County councillors in Eden have called for an investigation to be carried out to see how the provision of bus services can best be supported in the district.
Neil Hughes (Lib Dem, Eden Lakes) said he would like to see county council officers draw up a report in order for the Eden local committee on the subject.
He told an online meeting last week that local committees can support bus services, if they wish to, and it was his hope that existing funds could be used towards bus services in the area — as well as any new government money, should it come in.
Patricia Bell (Lib Dem, Penrith), who seconded the motion, said: “It’s about being ready to seize any opportunities that maybe available to us in the future.
“COVID has made travelling really difficult, bus companies are struggling, perhaps more than they were before, but we are beholden as elected members to make sure that we have got all the opportunities at our fingertips so were additional bus funding to become available we know exactly which routes we could promote for which reasons.”
Helen Fearon (Con, Penrith) said several years ago Cumbria County Council’s administration took a decision as part of their budget discussions, not to support commercial service buses from the bus service operators grant.
As result, Ms Fearon said, the county council sent back £1.4 million to Whitehall in bus service operator grant money.
The cash could not be spent because the council resolved only to support community transport solutions and not commercial service buses.
She asked if that policy still stood.
However, Andy Connell (Lib Dem, Appleby) said: “There is no such county council policy.
“This is an extrapolation from the 2014 budget decision, but it was not established as a policy, although officers thought it was for years — it has now been established that actually there is no such policy.”
Area manager Nick Wright suggested this be put on the agenda of the rural issues working group, but Mrs Bell and Ms Fearon felt that this issue deserved a wider focus.
Mrs Bell said: “Penrith is now an extremely big place.

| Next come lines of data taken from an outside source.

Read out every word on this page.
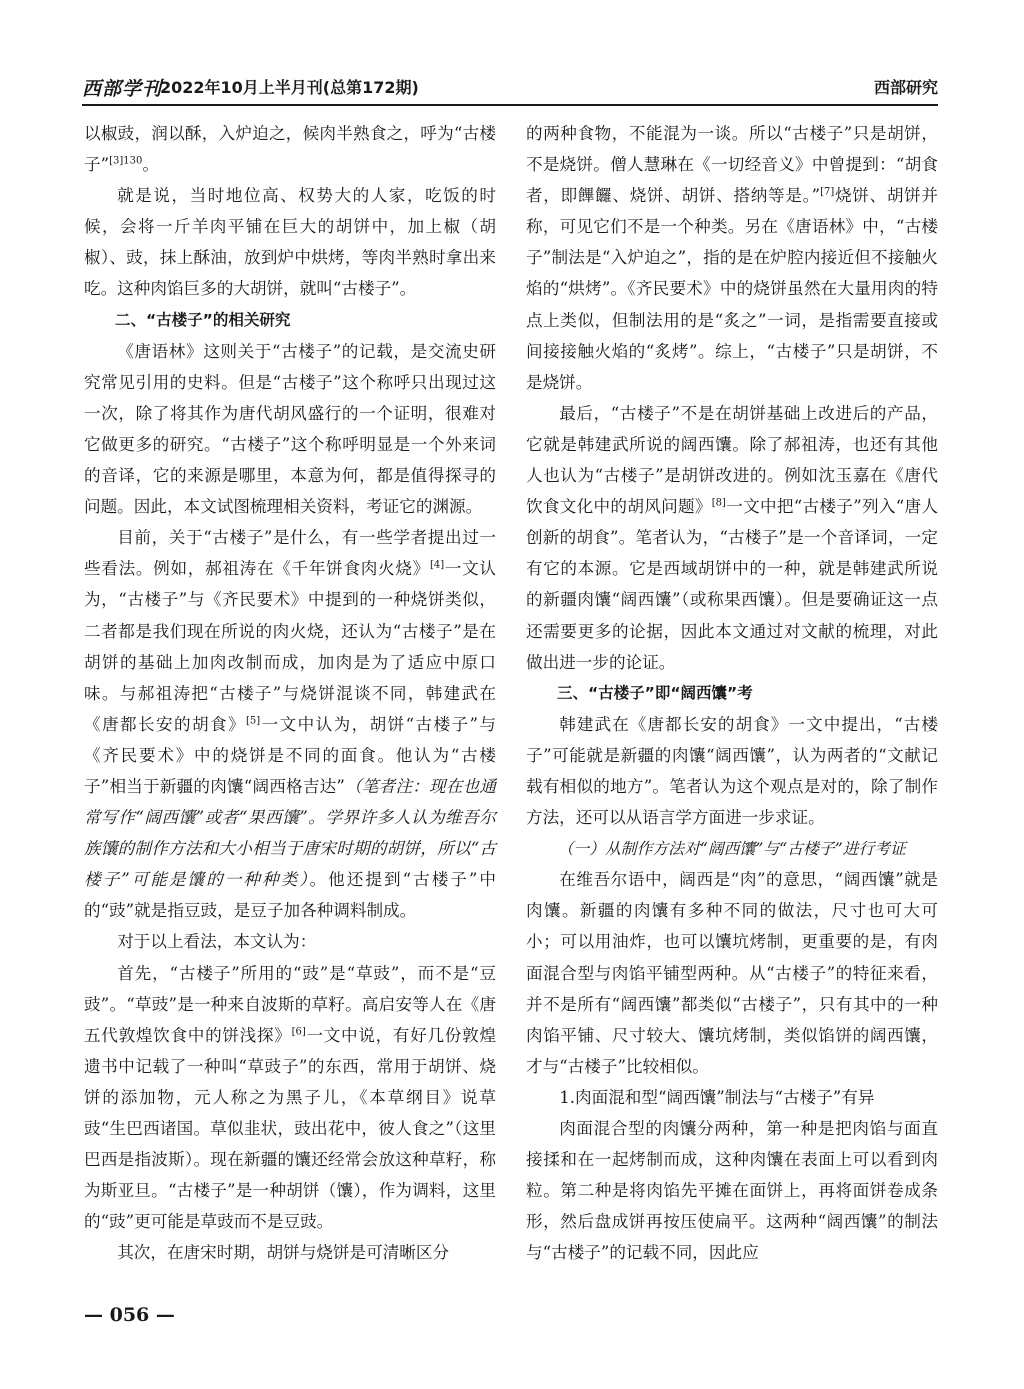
西部学刊
2022年10月上半月刊(总第172期)	西部研究

以椒豉，润以酥，入炉迫之，候肉半熟食之，呼为“古楼子”$^{[3]130}$。

就是说，当时地位高、权势大的人家，吃饭的时候，会将一斤羊肉平铺在巨大的胡饼中，加上椒（胡椒）、豉，抹上酥油，放到炉中烘烤，等肉半熟时拿出来吃。这种肉馅巨多的大胡饼，就叫“古楼子”。

二、“古楼子”的相关研究

《唐语林》这则关于“古楼子”的记载，是交流史研究常见引用的史料。但是“古楼子”这个称呼只出现过这一次，除了将其作为唐代胡风盛行的一个证明，很难对它做更多的研究。“古楼子”这个称呼明显是一个外来词的音译，它的来源是哪里，本意为何，都是值得探寻的问题。因此，本文试图梳理相关资料，考证它的渊源。

目前，关于“古楼子”是什么，有一些学者提出过一些看法。例如，郝祖涛在《千年饼食肉火烧》[4]一文认为，“古楼子”与《齐民要术》中提到的一种烧饼类似，二者都是我们现在所说的肉火烧，还认为“古楼子”是在胡饼的基础上加肉改制而成，加肉是为了适应中原口味。与郝祖涛把“古楼子”与烧饼混谈不同，韩建武在《唐都长安的胡食》[5]一文中认为，胡饼“古楼子”与《齐民要术》中的烧饼是不同的面食。他认为“古楼子”相当于新疆的肉馕“阔西格吉达”（笔者注：现在也通常写作“阔西馕”或者“果西馕”。学界许多人认为维吾尔族馕的制作方法和大小相当于唐宋时期的胡饼，所以“古楼子”可能是馕的一种种类）。他还提到“古楼子”中的“豉”就是指豆豉，是豆子加各种调料制成。

对于以上看法，本文认为：

首先，“古楼子”所用的“豉”是“草豉”，而不是“豆豉”。“草豉”是一种来自波斯的草籽。高启安等人在《唐五代敦煌饮食中的饼浅探》[6]一文中说，有好几份敦煌遗书中记载了一种叫“草豉子”的东西，常用于胡饼、烧饼的添加物，元人称之为黑子儿，《本草纲目》说草豉“生巴西诸国。草似韭状，豉出花中，彼人食之”（这里巴西是指波斯）。现在新疆的馕还经常会放这种草籽，称为斯亚旦。“古楼子”是一种胡饼（馕），作为调料，这里的“豉”更可能是草豉而不是豆豉。

其次，在唐宋时期，胡饼与烧饼是可清晰区分

的两种食物，不能混为一谈。所以“古楼子”只是胡饼，不是烧饼。僧人慧琳在《一切经音义》中曾提到：“胡食者，即饆饠、烧饼、胡饼、搭纳等是。”[7]烧饼、胡饼并称，可见它们不是一个种类。另在《唐语林》中，“古楼子”制法是“入炉迫之”，指的是在炉腔内接近但不接触火焰的“烘烤”。《齐民要术》中的烧饼虽然在大量用肉的特点上类似，但制法用的是“炙之”一词，是指需要直接或间接接触火焰的“炙烤”。综上，“古楼子”只是胡饼，不是烧饼。

最后，“古楼子”不是在胡饼基础上改进后的产品，它就是韩建武所说的阔西馕。除了郝祖涛，也还有其他人也认为“古楼子”是胡饼改进的。例如沈玉嘉在《唐代饮食文化中的胡风问题》[8]一文中把“古楼子”列入“唐人创新的胡食”。笔者认为，“古楼子”是一个音译词，一定有它的本源。它是西域胡饼中的一种，就是韩建武所说的新疆肉馕“阔西馕”（或称果西馕）。但是要确证这一点还需要更多的论据，因此本文通过对文献的梳理，对此做出进一步的论证。

三、“古楼子”即“阔西馕”考

韩建武在《唐都长安的胡食》一文中提出，“古楼子”可能就是新疆的肉馕“阔西馕”，认为两者的“文献记载有相似的地方”。笔者认为这个观点是对的，除了制作方法，还可以从语言学方面进一步求证。

（一）从制作方法对“阔西馕”与“古楼子”进行考证

在维吾尔语中，阔西是“肉”的意思，“阔西馕”就是肉馕。新疆的肉馕有多种不同的做法，尺寸也可大可小；可以用油炸，也可以馕坑烤制，更重要的是，有肉面混合型与肉馅平铺型两种。从“古楼子”的特征来看，并不是所有“阔西馕”都类似“古楼子”，只有其中的一种肉馅平铺、尺寸较大、馕坑烤制，类似馅饼的阔西馕，才与“古楼子”比较相似。

1.肉面混和型“阔西馕”制法与“古楼子”有异

肉面混合型的肉馕分两种，第一种是把肉馅与面直接揉和在一起烤制而成，这种肉馕在表面上可以看到肉粒。第二种是将肉馅先平摊在面饼上，再将面饼卷成条形，然后盘成饼再按压使扁平。这两种“阔西馕”的制法与“古楼子”的记载不同，因此应

— 056 —
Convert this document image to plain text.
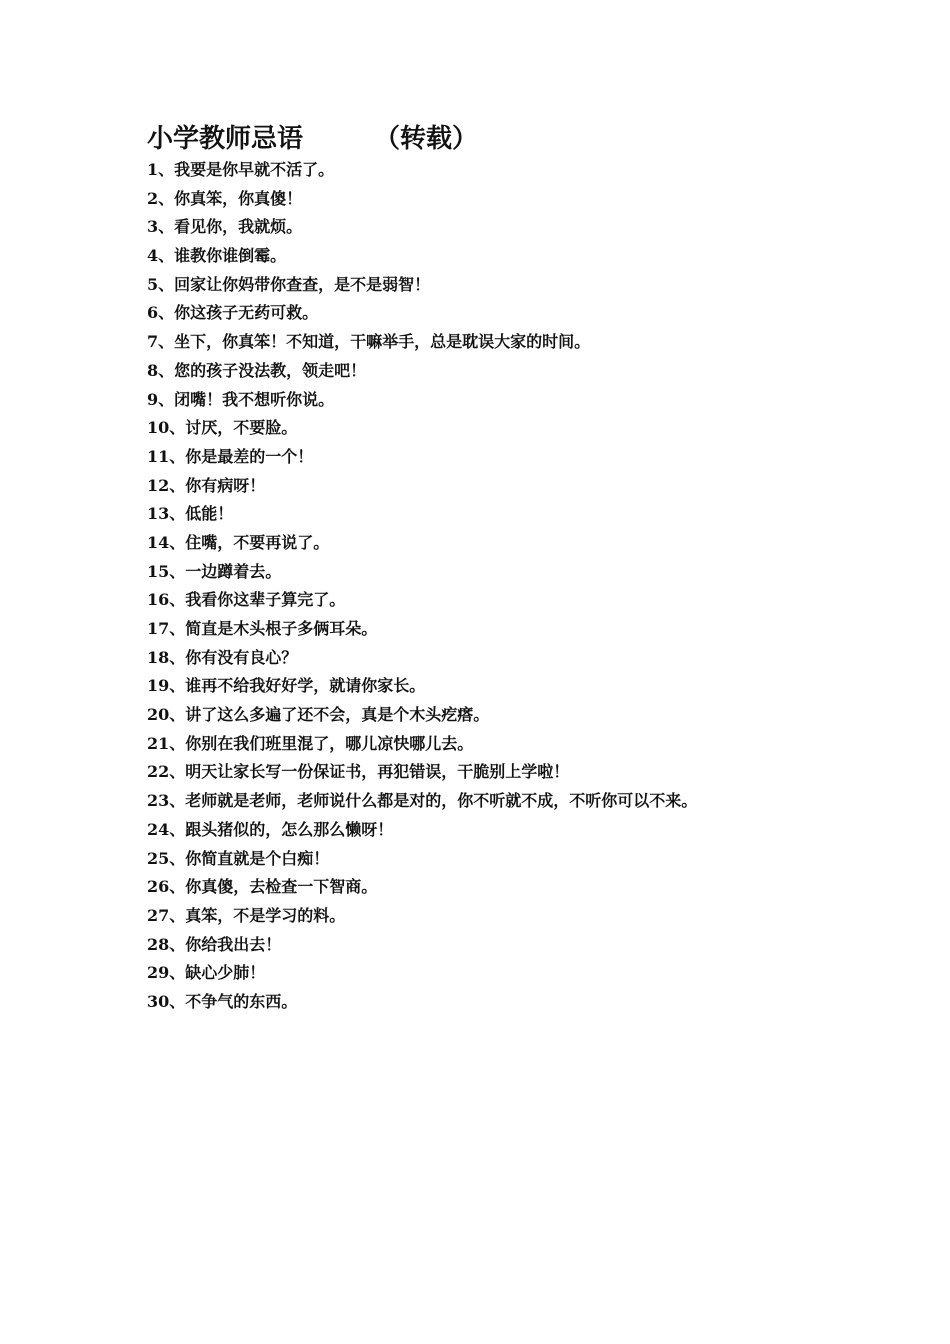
小学教师忌语	（转载）
1、我要是你早就不活了。
2、你真笨，你真傻！
3、看见你，我就烦。
4、谁教你谁倒霉。
5、回家让你妈带你查查，是不是弱智！
6、你这孩子无药可救。
7、坐下，你真笨！不知道，干嘛举手，总是耽误大家的时间。
8、您的孩子没法教，领走吧！
9、闭嘴！我不想听你说。
10、讨厌，不要脸。
11、你是最差的一个！
12、你有病呀！
13、低能！
14、住嘴，不要再说了。
15、一边蹲着去。
16、我看你这辈子算完了。
17、简直是木头根子多俩耳朵。
18、你有没有良心？
19、谁再不给我好好学，就请你家长。
20、讲了这么多遍了还不会，真是个木头疙瘩。
21、你别在我们班里混了，哪儿凉快哪儿去。
22、明天让家长写一份保证书，再犯错误，干脆别上学啦！
23、老师就是老师，老师说什么都是对的，你不听就不成，不听你可以不来。
24、跟头猪似的，怎么那么懒呀！
25、你简直就是个白痴！
26、你真傻，去检查一下智商。
27、真笨，不是学习的料。
28、你给我出去！
29、缺心少肺！
30、不争气的东西。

It is very difficult to walk from the outskirts of town to the centre.
“The town bus is not running again and the developers in the next six months, maybe nine months, will be making an additional contribution to the bus service — so this is much wider than just a rural issue, it’s actually now an urban issue.”
Committee chairman Phil Dew (Con, Kirkby Stephen) said: “Buses, be it rural or urban, are a very important matter for our residents and as councillors we have a duty and a responsibility to consider them.”
It was agreed by a unanimous vote to support the motion proposed by Mr Hughes.